After the band was introduced to Carney at Petty Fest in New York last year, he immediately began offering ideas for The Sheepdogs next album (“He seemed strangely passionate about it,” Currie notes). The hope was that Carney could actually produce the album. In January, Carney invited the band to the studio, where they culled together old material and quickly began laying down new ideas.

“I think different albums have processes and this was a different experience for us, but that’s part of what makes it interesting,” Currie said. “We wanted to just go with the flow and make the album that represented where we are now. We were rushed into the studio, but you can let that pressure destroy you or you can let that pressure galvanize you, and I think it was a positive force. Having that tight time structure, buckling down and doing music all day every day was great.”

Although the band had only spent those two and a half weeks with Carney, Scaggs and studio engineer Roger Moutenot in Nashville’s Haptown Studios, the sessions proved fruitful. From the first single “The Way It Is,” a thumping, blues-tinged track, to rollicking stomper “Feeling Good,” the album embraces a vast range of influences, pulling in various styles and genres to create a collection of raucous, unabashed rock and roll numbers. A pensive reflection is threaded throughout, whether on mid-tempo acoustic track “Laid Back” or on pounding rocker “While We’re Young.”

“I think Patrick has a good sense of no bullshit,” Currie says. “A lot of making rock and roll is about cutting the fat and being a good filter. In the studio, he helped us refine the songs and found the best representation of each one possible.
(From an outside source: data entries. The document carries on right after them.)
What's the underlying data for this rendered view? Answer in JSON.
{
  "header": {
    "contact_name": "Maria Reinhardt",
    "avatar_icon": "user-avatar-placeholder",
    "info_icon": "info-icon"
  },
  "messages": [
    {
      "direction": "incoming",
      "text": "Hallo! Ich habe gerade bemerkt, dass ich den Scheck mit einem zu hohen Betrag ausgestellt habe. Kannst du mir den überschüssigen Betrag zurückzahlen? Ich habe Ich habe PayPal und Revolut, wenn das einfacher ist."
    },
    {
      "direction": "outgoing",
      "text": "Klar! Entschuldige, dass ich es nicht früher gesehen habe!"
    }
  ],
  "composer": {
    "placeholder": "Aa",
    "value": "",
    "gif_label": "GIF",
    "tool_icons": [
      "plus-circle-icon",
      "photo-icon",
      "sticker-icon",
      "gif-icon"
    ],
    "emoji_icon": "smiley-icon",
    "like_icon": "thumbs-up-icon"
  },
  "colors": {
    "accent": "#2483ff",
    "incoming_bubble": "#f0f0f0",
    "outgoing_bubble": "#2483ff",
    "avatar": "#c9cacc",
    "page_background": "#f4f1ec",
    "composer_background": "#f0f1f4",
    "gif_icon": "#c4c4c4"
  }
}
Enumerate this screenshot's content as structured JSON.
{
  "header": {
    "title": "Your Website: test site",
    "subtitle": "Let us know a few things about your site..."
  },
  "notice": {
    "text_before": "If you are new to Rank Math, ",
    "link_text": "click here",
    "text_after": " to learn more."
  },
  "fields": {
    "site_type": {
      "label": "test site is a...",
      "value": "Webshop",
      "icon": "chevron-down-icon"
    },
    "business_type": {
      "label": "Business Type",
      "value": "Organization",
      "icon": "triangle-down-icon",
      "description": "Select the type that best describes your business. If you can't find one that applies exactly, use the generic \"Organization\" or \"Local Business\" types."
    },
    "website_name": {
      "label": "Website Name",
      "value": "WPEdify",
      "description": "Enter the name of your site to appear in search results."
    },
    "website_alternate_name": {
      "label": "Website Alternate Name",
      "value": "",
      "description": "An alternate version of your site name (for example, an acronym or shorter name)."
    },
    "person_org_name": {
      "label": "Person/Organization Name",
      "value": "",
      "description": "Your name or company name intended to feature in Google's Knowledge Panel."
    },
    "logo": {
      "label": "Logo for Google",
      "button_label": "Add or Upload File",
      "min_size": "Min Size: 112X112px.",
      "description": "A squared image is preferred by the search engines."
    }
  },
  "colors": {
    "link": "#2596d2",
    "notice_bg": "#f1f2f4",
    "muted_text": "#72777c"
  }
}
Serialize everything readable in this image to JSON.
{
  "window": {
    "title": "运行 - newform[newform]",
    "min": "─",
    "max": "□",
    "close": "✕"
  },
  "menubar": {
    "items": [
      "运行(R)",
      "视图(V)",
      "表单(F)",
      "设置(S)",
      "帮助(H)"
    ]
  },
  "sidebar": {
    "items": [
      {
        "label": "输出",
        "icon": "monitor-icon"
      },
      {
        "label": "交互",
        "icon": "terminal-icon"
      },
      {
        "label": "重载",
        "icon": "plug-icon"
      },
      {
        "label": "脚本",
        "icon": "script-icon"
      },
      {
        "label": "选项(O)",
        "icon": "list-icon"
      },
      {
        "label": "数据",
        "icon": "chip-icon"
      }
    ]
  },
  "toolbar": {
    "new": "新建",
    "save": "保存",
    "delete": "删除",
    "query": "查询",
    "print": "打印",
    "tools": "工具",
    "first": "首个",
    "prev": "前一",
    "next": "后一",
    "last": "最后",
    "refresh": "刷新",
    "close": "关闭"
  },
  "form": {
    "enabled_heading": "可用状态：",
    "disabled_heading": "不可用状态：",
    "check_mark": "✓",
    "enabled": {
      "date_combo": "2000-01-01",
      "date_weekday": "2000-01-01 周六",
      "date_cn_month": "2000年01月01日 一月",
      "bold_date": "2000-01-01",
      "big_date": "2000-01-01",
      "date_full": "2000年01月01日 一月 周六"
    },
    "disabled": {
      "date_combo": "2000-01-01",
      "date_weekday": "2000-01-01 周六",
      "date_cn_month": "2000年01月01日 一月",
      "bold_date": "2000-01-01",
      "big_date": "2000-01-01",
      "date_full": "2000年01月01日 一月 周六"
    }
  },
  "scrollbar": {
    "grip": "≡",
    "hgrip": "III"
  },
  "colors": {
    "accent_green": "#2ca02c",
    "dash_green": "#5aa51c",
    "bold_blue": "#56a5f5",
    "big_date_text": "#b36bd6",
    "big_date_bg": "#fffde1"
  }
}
Plus, we wanted to be able to incorporate all different styles and I think our albums run the gamut.”

After touring steadily since 2006 and spending the last year entirely on the road with bands like Kings of Leon, John Fogerty and Robert Randolph & the Family Band, The Sheepdogs hoped to create songs that would lend themselves to their impassioned performances. The band, which has also performed at numerous festivals, including Coachella, Bonnaroo and SXSW, enlisted a keyboard player as the new album features a heavy dose of Hammond organ and Rhodes piano.

In the end it all ties back to the group’s goals, which essentially involve making really good rock songs, and you don’t need a crazy origin story to do that.

“Our goal is two-fold,” Currie says. “We want to make killer albums that people really want to listen to, but we also want to have a really reputable live show. When we come through town we want to be the hottest ticket there. Those two elements are what make a truly great rock and roll band. Really, though, we just want to play to anyone who is willing to give us a shot and who wants to have a good time.”